After a long, as-of-yet unspecified illness, British historian and knight John Keegan died Thursday at his home in Kilmington, England. He was 78 years old. A civilian witness to modern battles and a diligent scholar of the ones gone by, Keegan authored his first smash hit, "The Face of Battle," in 1976. The scrutinizing tale of three battles across three centuries launched his career as writer of military history and analysis for the masses. He went on to complete twenty books, including the 2007 biography "Winston Churchill: A Life," and countless newspaper and magazine articles throughout his lifetime.

Not yet ten years old when Hitler’s planes began bombing London, Keegan was safely whisked away from the action. Soon after, a long childhood bout with tuberculosis left him with a lifelong limp, which prevented him from serving in the British military. In 1984, however, the now Telegraph reporter was sent to document the fighting in Lebanon, and Keegan finally got a firsthand look at wartime. Both the horror and the dynamics of men in battle made an instant impact on him -- and, unexpectedly, a kind of systematic sense as well. Those days were to inform his view of war as culture for the rest of his life. He filled military tomes such as "The Mask of Command" and "A History of Warfare" with facts, exposition, instruction, and context: How geography impacts military action, what a military leader must become in order to command forces, that the notion of total war may include the seeds of the end of warfare are all crucial parts of Keegan’s martial storytelling.

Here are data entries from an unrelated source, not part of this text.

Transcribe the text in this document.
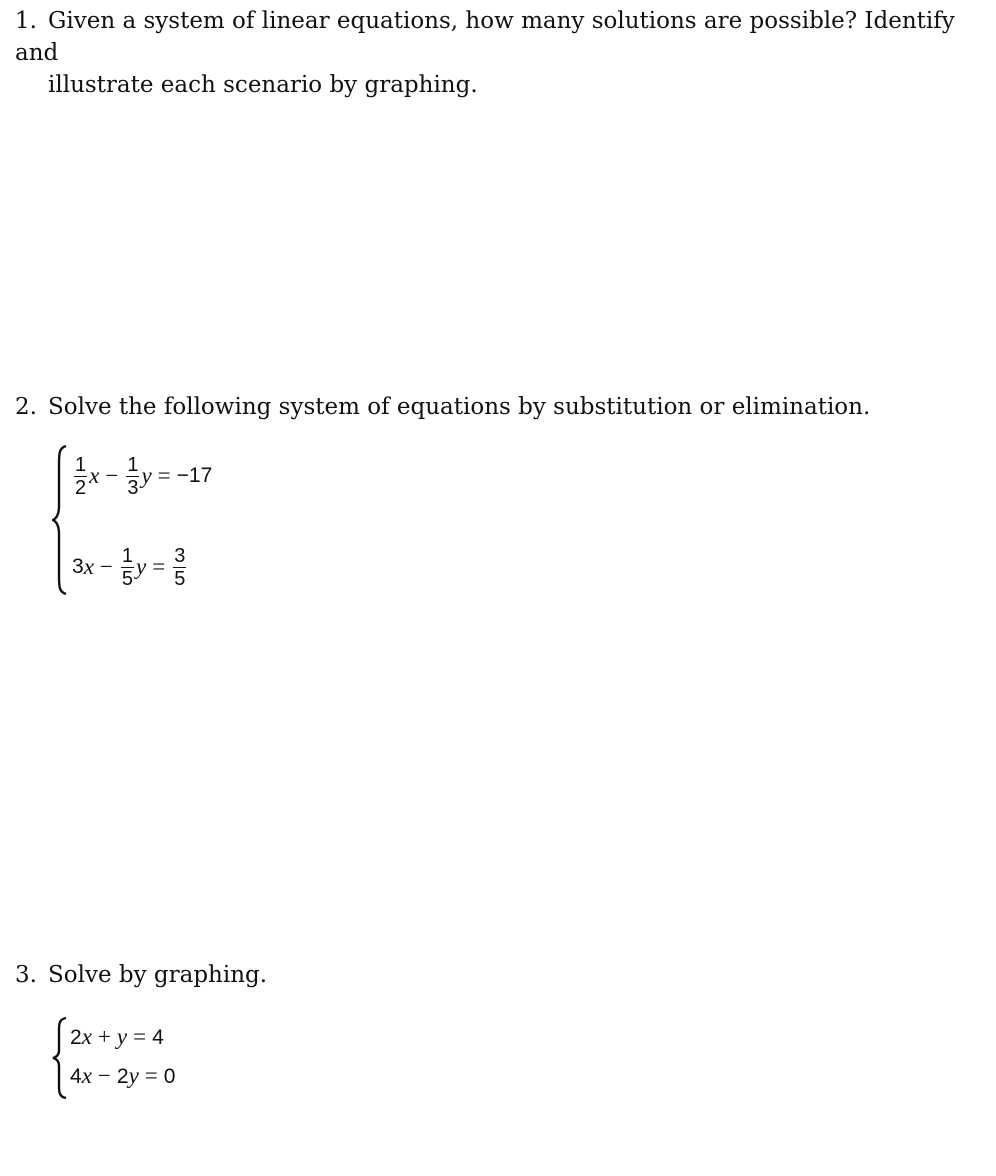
1. Given a system of linear equations, how many solutions are possible? Identify and
illustrate each scenario by graphing.
2. Solve the following system of equations by substitution or elimination.
$\frac{1}{2}$ $x - \frac{1}{3}$ y = −17
3 $x - \frac{1}{5}$ $y = \frac{3}{5}$
3. Solve by graphing.
2x + y = 4
4x − 2y = 0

Keegan, sometimes fingered as an Anglophile, also took great interest in the United States’ many military campaigns. Describing himself as ninety-five percent pacifist, Keegan thumbs-upped both the Vietnam War and the American invasion of Iraq. But like his authoritatively detailed and exploratory "The First World War," works like "The Iraq War" and "The American Civil War: A Military History" take somber, personalized looks at each conflict, noting the ties between war and theater, battle and trade, and reaching robustly supported conclusions, if not agreement among his readers.

Wars are strategic and political affairs. They are also -- being orchestrated and fought by human beings -- loaded with the psychology, culture, and history of their participants. Keegan possessed clear insight into both facets and, luckily for all of us struggling to make sense of wartime chaos, documented what he saw in an enthralling collection crafted in clear, strong prose.